When the union bosses running the show discover that the old bearded guy at the back of the church is the famous country singer Ben Wosznik and ask him, overcoming the general town-wide bias against the Brunists, to come up and sing Woody Guthrie’s “The Dying Miner,” Tub figures he can only bear so much of this teary-eyed horseshit. He’ll let Smith watch over the campers; it’s time to cut out.

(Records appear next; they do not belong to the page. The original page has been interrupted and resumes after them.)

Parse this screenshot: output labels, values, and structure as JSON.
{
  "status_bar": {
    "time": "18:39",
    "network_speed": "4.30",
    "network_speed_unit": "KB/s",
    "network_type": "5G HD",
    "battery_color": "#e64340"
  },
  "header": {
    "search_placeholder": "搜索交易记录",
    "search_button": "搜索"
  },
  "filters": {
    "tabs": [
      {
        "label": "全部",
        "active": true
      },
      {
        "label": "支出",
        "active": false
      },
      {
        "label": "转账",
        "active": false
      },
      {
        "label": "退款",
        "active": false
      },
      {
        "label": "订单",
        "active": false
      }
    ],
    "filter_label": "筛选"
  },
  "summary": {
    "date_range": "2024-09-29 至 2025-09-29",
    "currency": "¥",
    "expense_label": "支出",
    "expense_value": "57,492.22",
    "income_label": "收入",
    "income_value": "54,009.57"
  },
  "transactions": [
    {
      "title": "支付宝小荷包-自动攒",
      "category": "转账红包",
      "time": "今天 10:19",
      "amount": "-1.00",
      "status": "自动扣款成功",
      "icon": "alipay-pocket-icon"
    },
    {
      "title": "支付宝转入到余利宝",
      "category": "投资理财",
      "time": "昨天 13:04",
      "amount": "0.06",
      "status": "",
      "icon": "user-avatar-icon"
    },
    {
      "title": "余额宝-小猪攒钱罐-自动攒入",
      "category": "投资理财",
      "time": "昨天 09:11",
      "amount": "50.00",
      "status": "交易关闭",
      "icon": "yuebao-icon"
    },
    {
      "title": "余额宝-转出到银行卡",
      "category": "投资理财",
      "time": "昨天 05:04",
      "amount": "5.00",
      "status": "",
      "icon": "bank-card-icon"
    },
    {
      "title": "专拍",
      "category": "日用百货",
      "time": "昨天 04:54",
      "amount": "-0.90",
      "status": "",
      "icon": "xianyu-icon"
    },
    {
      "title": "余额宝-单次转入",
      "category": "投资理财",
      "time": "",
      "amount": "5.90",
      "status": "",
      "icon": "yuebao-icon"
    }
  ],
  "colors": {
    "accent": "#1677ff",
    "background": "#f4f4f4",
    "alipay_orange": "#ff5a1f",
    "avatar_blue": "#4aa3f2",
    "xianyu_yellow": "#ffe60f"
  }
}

Sheriff Puller has played enough double-deck pinochle to know how to finesse a trick. In fact he is beginning to think of pinochle as a patriotic American game, and a Christian one, and that maybe they ought to use pinochle as part of their militia training program. Tub has led low, telling his deputy Smith that Suggs has asked him to negotiate a conclusion to the problems at the new campgrounds he’s been building out beyond the church camp so he can get on with its construction, and since Cal knows those people better than he does, he wants him to organize a meeting at the site for the two of them with all their leaders and see if they can’t resolve the issues. Forcing a crawl, as one might say at table, and here they are. He is disappointed that Abner Baxter does not appear, but most of the others do, including Red’s puffball son Young Abner, as well as Roy Coates and his boys and Jewell Cox and others from town. Most of the rest hang back, but as the talks proceed they come out of their tents and trucks and edge forward. Then he plays trumps. Al
l his newly deputized officers from the Christian Patriots come roaring up in their cars, spitting gravel as they hit the brakes; they spring from their cars and surround the campsite, weapons in hand. Tub has been careful to deputize only those he could count on not to spill the beans to Smith or the Baxterites, and he can see by the flicker of surprise on Smith’s otherwise stony face that he has been successful. A couple of big yellow school buses roll in behind the deputies’ cars. Tub tells Smith not to worry, they’ve all been properly deputized on orders from the state governor. Then he puts a megaphone to his mouth and says: “I know you think of yourselves as religious people, but the truth is, you’re all criminals. You are breaking the law, and you do not stop breaking the law even when you are told that is what you are doing, so I have no choice but to put you all under arrest.” One of the men at the back makes a break for it, but two of the deputies fire shots over his head and he pulls up short. They lower their weapons and point them at his chest. He steps back with the others.